In the linguistic case, this suggests that even if a parameter links some properties together and so if one changes they all will, we need not find them together in any one G. What we find at any one time will be due to a confluence of causes, some of which might obscure otherwise extant causal dependencies.
So where does this leave us? Well, I mention all of this because though I still think that MP considerations argue against FL internal parameters, I don’t believe that the observation that Gs can treat these properties atomically is a dispositive argument against their being parametrically related. Changing together looks like a better indicator of parametric relatedness than living together.
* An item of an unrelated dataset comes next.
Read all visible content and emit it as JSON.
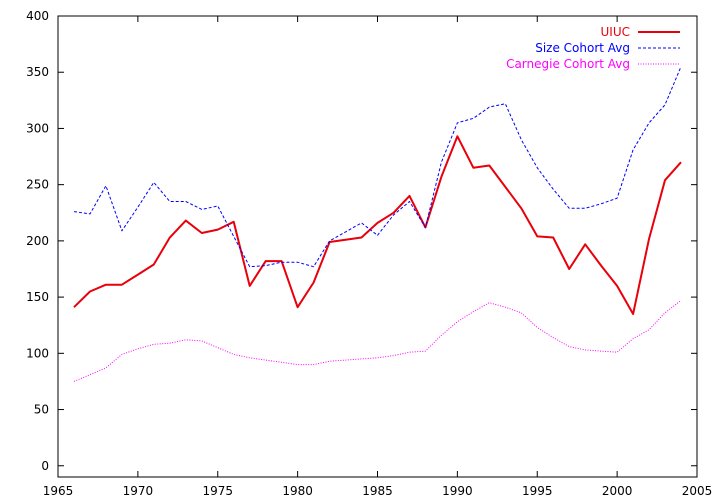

Last point: common change implies common cause. But common cause need not rest on there being FL internal parameters. This is one way of causally linking seemingly disparate factors. It is not clear that it is the only or even the best way. What made Rizzi’s story so intriguing (at least for me) is that it tied together simple changes visible in main clauses with variation in (not PLD visible) embedded clause effects. So one could conclude from what is available in the PLD to what will be true of the LD in general. These cases are where parameter thinking really pay off, and these still seem to be pretty thin on the ground, as we might expect if indeed FL has no internal parameters.
 There is another use of ‘parameter’ where the term is descriptive and connotes the obvious fact that Gs differ. Nobody could (nor does) object to parameters in this sense. The MP challenging one is the usage wherein FL prescribes a (usually finite) set of options that (usually, finitely) circumscribe the number of possible Gs. Examples include the pro-drop parameter, the V raising parameter, the head parameter.
 See his “Reflexes of grammar in patterns of language change.” You can get this from his website here. Here’s a nice short quote summing up the logic: “…since V to I raising in English is lost in all finite clauses with tensed main verbs and at the same rate, there must be a factor or factors which globally favor this loss” (32).